Probably true. I want to add that I felt uncomfortable during all this because I don't like it when she feels excluded, but that's between her and the girls. I didn't say or do anything, she could have chosen to 'get involved' as nobody was telling her not to.
I'm very careful not to ever put W down or express anger about her to my daughters. I don't want them to hate her and I don't want her to ever HEAR them say 'Dad said...' in a negative way either.
I didn't do that 2 years ago during her affair and I won't do it now.
Regarding the confusion around telling D12.. It seems your wife may be "temperature taking." You said, "ok. we'll tell her on the weekend," and seemed ok about it. Maybe she expected you to cry and beg and it threw her off.
I say this because when the weekend came your your wife did nothing about this talk. Knowing your feelings about what the right time would be (not a school night) she launched back into it when it was safe that you wouldn't say, "ok, let's take care of it now."

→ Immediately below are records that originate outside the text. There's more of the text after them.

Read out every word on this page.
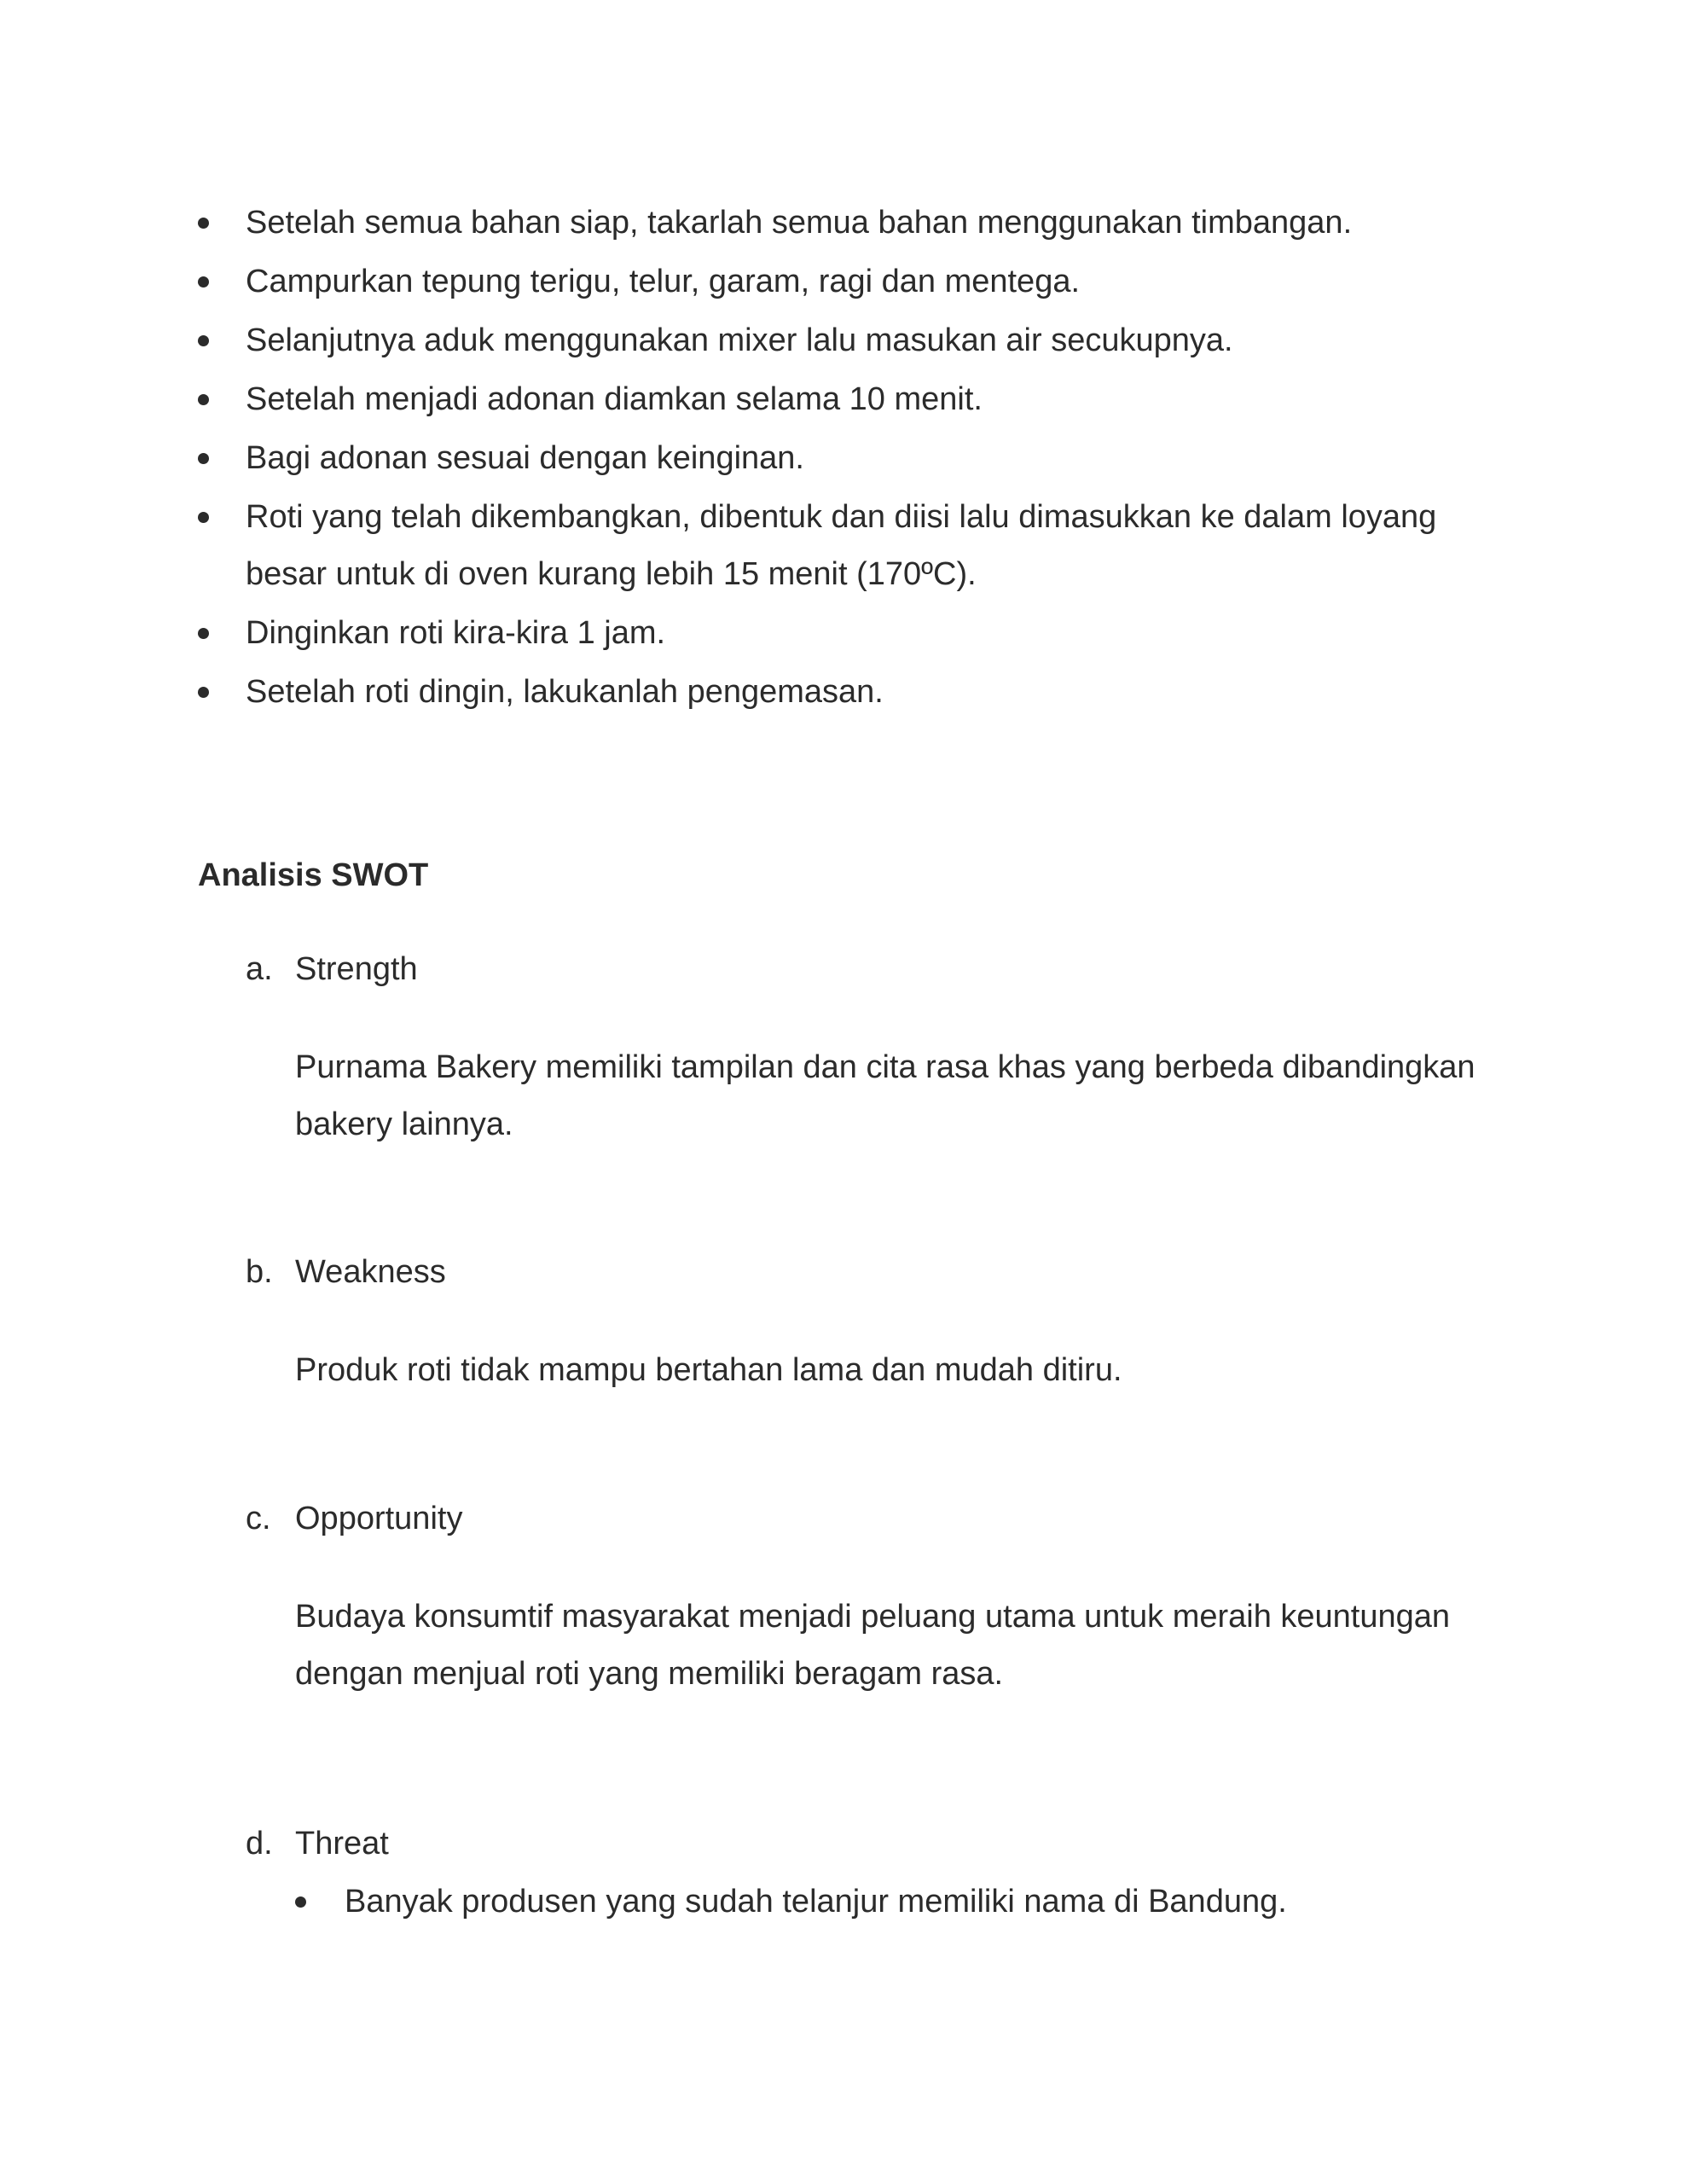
Setelah semua bahan siap, takarlah semua bahan menggunakan timbangan.
Campurkan tepung terigu, telur, garam, ragi dan mentega.
Selanjutnya aduk menggunakan mixer lalu masukan air secukupnya.
Setelah menjadi adonan diamkan selama 10 menit.
Bagi adonan sesuai dengan keinginan.
Roti yang telah dikembangkan, dibentuk dan diisi lalu dimasukkan ke dalam loyang besar untuk di oven kurang lebih 15 menit (170ºC).
Dinginkan roti kira-kira 1 jam.
Setelah roti dingin, lakukanlah pengemasan.
Analisis SWOT
a. Strength
Purnama Bakery memiliki tampilan dan cita rasa khas yang berbeda dibandingkan bakery lainnya.
b. Weakness
Produk roti tidak mampu bertahan lama dan mudah ditiru.
c. Opportunity
Budaya konsumtif masyarakat menjadi peluang utama untuk meraih keuntungan dengan menjual roti yang memiliki beragam rasa.
d. Threat
Banyak produsen yang sudah telanjur memiliki nama di Bandung.
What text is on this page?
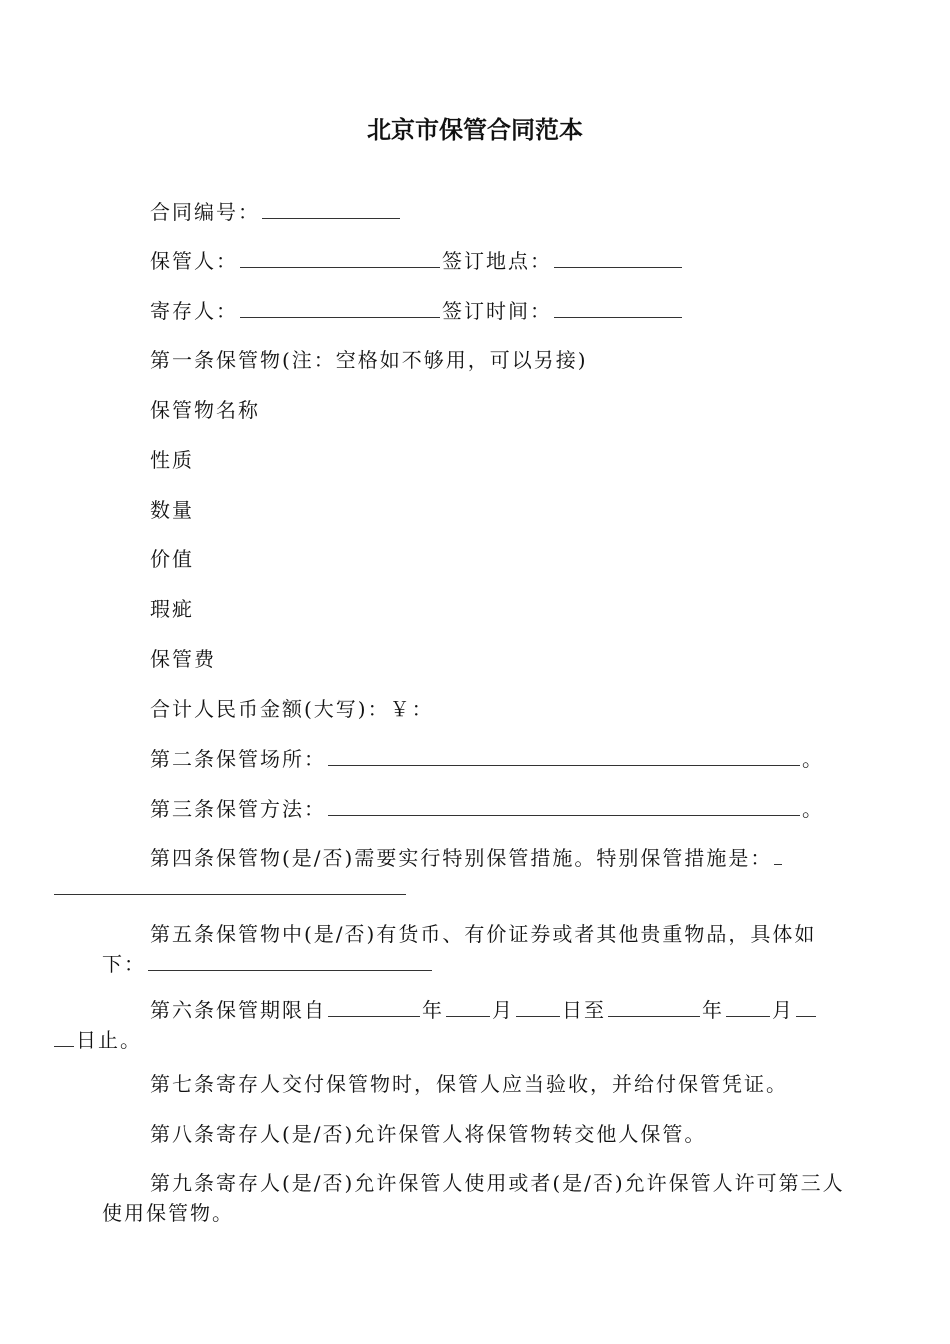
北京市保管合同范本
合同编号：
保管人：	签订地点：
寄存人：	签订时间：
第一条保管物(注：空格如不够用，可以另接)
保管物名称
性质
数量
价值
瑕疵
保管费
合计人民币金额(大写)：￥：
第二条保管场所：	。
第三条保管方法：	。
第四条保管物(是/否)需要实行特别保管措施。特别保管措施是：

第五条保管物中(是/否)有货币、有价证券或者其他贵重物品，具体如下：
第六条保管期限自	年 月 日至	年 月
日止。
第七条寄存人交付保管物时，保管人应当验收，并给付保管凭证。
第八条寄存人(是/否)允许保管人将保管物转交他人保管。
第九条寄存人(是/否)允许保管人使用或者(是/否)允许保管人许可第三人使用保管物。
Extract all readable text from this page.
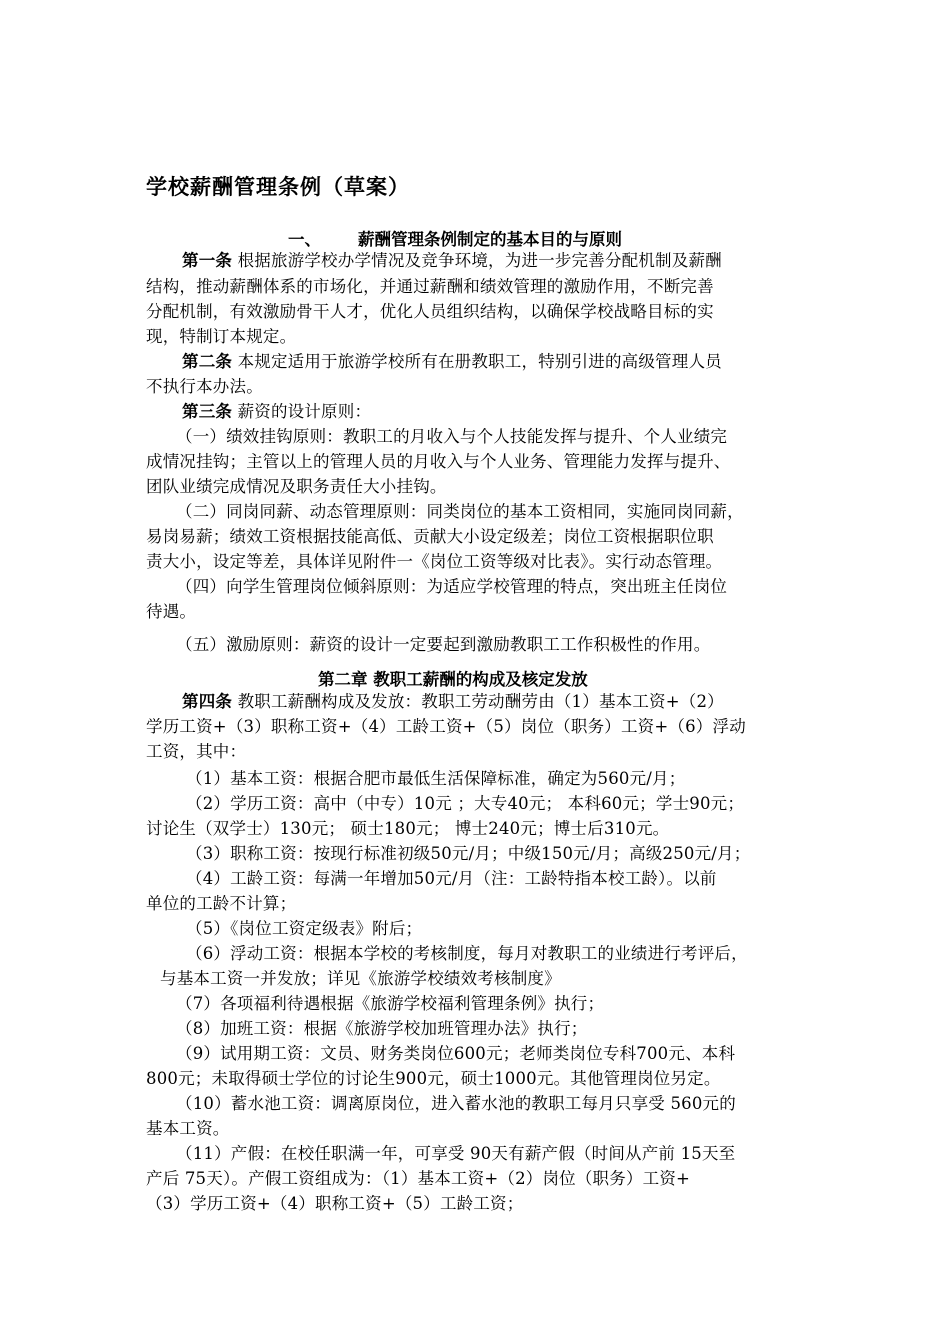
学校薪酬管理条例（草案）
一、 薪酬管理条例制定的基本目的与原则
第一条 根据旅游学校办学情况及竞争环境，为进一步完善分配机制及薪酬
结构，推动薪酬体系的市场化，并通过薪酬和绩效管理的激励作用，不断完善
分配机制，有效激励骨干人才，优化人员组织结构，以确保学校战略目标的实
现，特制订本规定。
第二条 本规定适用于旅游学校所有在册教职工，特别引进的高级管理人员
不执行本办法。
第三条 薪资的设计原则：
（一）绩效挂钩原则：教职工的月收入与个人技能发挥与提升、个人业绩完
成情况挂钩；主管以上的管理人员的月收入与个人业务、管理能力发挥与提升、
团队业绩完成情况及职务责任大小挂钩。
（二）同岗同薪、动态管理原则：同类岗位的基本工资相同，实施同岗同薪，
易岗易薪；绩效工资根据技能高低、贡献大小设定级差；岗位工资根据职位职
责大小，设定等差，具体详见附件一《岗位工资等级对比表》。实行动态管理。
（四）向学生管理岗位倾斜原则：为适应学校管理的特点，突出班主任岗位
待遇。
（五）激励原则：薪资的设计一定要起到激励教职工工作积极性的作用。
第二章 教职工薪酬的构成及核定发放
第四条 教职工薪酬构成及发放：教职工劳动酬劳由（1）基本工资+（2）
学历工资+（3）职称工资+（4）工龄工资+（5）岗位（职务）工资+（6）浮动
工资，其中：
（1）基本工资：根据合肥市最低生活保障标准，确定为560元/月；
（2）学历工资：高中（中专）10元 ；大专40元； 本科60元；学士90元；
讨论生（双学士）130元； 硕士180元； 博士240元；博士后310元。
（3）职称工资：按现行标准初级50元/月；中级150元/月；高级250元/月；
（4）工龄工资：每满一年增加50元/月（注：工龄特指本校工龄）。以前
单位的工龄不计算；
（5）《岗位工资定级表》附后；
（6）浮动工资：根据本学校的考核制度，每月对教职工的业绩进行考评后，
与基本工资一并发放；详见《旅游学校绩效考核制度》
（7）各项福利待遇根据《旅游学校福利管理条例》执行；
（8）加班工资：根据《旅游学校加班管理办法》执行；
（9）试用期工资：文员、财务类岗位600元；老师类岗位专科700元、本科
800元；未取得硕士学位的讨论生900元，硕士1000元。其他管理岗位另定。
（10）蓄水池工资：调离原岗位，进入蓄水池的教职工每月只享受 560元的
基本工资。
（11）产假：在校任职满一年，可享受 90天有薪产假（时间从产前 15天至
产后 75天）。产假工资组成为：（1）基本工资+（2）岗位（职务）工资+
（3）学历工资+（4）职称工资+（5）工龄工资；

This is the kind of stupid stuff I did when hungry for attention or drama. If it wasn't happening, I made it happen. I might have been telling my H at times that I wanted out, but really I just needed the "high" of hearing that he wanted me.
Your wife seems just as immature as I was in those days.
I might have been telling my H at times that I wanted out, but really I just needed the "high" of hearing that he wanted me.
Your wife seems just as immature as I was in those days.
Just throwing it out there....
Good grief, I'll catch it. Since my MLC, I realized how I thrived on that same kind of crap back then. So she's got a point, Frank. Although your wife is clueless that's she's doing it at this stage.